The move honors the 45th and current 47th President of the United States in his home county, located just miles from his Mar-a-Lago estate. The change is scheduled to take effect on July 1, 2026.
Key Details of the Transition
The rebranding process involves several layers of state and federal coordination:
- Timeline: While the Governor has signed the bill, the official name change remains contingent on administrative updates from the Federal Aviation Administration (FAA), which must revise navigational charts and global aviation databases.
- Budget: Approximately $5.5 million has been allocated to cover the costs of the transition.
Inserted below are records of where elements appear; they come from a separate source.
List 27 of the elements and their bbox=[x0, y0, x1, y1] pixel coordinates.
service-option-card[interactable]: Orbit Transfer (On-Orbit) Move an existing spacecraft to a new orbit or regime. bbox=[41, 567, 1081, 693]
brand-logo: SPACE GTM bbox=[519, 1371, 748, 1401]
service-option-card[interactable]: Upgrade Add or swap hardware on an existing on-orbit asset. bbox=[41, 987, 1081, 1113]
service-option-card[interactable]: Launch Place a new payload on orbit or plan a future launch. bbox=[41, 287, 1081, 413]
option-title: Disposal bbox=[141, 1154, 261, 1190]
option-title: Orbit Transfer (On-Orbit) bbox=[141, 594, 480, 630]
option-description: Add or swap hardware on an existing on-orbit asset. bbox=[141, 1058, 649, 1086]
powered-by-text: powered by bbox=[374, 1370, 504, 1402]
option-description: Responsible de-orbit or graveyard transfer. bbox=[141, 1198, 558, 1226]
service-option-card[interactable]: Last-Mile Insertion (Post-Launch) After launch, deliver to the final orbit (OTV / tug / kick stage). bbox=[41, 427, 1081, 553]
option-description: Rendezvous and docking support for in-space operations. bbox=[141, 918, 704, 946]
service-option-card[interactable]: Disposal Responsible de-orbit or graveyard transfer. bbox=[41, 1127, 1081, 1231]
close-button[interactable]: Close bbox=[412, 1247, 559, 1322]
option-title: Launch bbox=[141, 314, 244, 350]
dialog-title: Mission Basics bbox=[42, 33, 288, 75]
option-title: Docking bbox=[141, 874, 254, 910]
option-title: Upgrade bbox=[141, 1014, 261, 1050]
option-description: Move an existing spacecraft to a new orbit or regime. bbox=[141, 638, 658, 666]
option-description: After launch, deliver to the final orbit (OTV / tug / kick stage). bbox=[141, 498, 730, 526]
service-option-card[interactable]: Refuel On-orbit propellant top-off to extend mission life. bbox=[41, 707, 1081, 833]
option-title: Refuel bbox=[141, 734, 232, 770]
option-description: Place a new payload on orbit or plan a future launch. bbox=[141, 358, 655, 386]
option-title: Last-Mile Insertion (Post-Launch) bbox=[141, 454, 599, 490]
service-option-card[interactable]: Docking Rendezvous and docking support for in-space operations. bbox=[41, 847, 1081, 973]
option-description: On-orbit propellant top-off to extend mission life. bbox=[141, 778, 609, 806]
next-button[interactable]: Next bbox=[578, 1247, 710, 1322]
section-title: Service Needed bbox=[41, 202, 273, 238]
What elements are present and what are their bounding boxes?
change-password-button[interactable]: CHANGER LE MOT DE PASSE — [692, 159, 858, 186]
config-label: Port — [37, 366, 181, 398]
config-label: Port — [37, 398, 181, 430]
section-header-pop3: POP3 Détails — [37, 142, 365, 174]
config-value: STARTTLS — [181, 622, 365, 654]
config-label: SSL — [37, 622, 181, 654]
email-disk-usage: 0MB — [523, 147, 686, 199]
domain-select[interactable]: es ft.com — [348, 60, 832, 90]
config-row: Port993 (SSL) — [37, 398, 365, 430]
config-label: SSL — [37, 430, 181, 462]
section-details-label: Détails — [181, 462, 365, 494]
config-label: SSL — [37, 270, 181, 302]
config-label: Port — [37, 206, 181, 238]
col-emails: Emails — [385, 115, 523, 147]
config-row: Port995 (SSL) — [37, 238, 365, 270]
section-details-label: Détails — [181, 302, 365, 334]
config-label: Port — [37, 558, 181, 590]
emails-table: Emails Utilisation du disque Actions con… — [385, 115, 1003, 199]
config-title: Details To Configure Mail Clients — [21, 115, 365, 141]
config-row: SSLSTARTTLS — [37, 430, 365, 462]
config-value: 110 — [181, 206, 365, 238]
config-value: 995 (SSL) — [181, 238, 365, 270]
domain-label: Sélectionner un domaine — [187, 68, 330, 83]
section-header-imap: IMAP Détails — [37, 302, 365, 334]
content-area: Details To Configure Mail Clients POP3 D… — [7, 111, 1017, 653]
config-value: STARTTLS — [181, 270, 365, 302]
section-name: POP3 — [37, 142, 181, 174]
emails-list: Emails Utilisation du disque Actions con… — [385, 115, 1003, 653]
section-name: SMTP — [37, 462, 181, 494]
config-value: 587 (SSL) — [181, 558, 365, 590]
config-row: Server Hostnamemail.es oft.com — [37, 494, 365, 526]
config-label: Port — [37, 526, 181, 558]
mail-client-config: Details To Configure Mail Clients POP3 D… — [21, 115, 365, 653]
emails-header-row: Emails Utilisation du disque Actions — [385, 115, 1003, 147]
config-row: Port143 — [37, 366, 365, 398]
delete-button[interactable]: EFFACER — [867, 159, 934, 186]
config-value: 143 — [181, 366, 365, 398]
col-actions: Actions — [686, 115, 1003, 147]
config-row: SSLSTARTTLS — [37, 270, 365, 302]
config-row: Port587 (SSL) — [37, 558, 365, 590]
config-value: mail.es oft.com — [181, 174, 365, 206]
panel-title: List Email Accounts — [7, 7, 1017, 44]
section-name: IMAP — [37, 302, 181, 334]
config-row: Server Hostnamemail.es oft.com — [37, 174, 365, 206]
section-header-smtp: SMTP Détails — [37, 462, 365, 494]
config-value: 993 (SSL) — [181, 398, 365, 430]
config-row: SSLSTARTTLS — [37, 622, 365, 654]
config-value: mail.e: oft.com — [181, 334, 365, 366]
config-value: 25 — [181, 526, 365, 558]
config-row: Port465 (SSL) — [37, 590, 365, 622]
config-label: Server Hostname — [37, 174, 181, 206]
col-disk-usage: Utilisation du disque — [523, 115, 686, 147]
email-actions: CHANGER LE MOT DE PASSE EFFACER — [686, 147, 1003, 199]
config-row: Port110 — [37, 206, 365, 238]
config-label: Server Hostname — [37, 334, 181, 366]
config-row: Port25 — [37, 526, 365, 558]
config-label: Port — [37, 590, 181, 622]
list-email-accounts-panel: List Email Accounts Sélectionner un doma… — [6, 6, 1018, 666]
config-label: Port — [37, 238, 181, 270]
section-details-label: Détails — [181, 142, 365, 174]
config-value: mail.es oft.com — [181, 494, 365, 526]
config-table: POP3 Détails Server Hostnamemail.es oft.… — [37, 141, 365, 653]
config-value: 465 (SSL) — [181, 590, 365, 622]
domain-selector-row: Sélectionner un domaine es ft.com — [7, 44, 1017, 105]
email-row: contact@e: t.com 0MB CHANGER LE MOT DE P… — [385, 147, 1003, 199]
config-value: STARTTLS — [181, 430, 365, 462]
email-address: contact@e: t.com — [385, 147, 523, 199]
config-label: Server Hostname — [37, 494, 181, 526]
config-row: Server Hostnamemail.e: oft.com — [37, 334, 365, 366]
These funds will be used for:
- New physical signage throughout the airport complex.
- Updates to internal technology and emergency messaging systems.
- Rebranding of airport vehicles, uniforms, and marketing materials.
- Legislative Path: The Florida House originally passed the bill on February 17, followed by the Senate on February 19, before reaching the Governor’s desk this week.
Trademarks and Licensing
The renaming comes amid discussions regarding the “Trump” brand. The Trump Organization recently filed trademark applications for the new airport name to protect the brand from “bad actors.” However, the organization has publicly stated that the Trump family will not receive royalties or licensing fees from the county for the use of the name.
A Divided Reception
The decision has highlighted the political divide within the state. Supporters, including bill sponsor Rep. Meg Weinberger (R-Palm Beach Gardens), argued that the renaming is a fitting tribute to Florida’s first resident president.
Conversely, Democratic leaders expressed frustration over the expenditure. House Minority Leader Fentrice Driskell criticized the move as a “misuse” of taxpayer funds, suggesting the $5.5 million could have been better spent on affordability initiatives for Florida residents.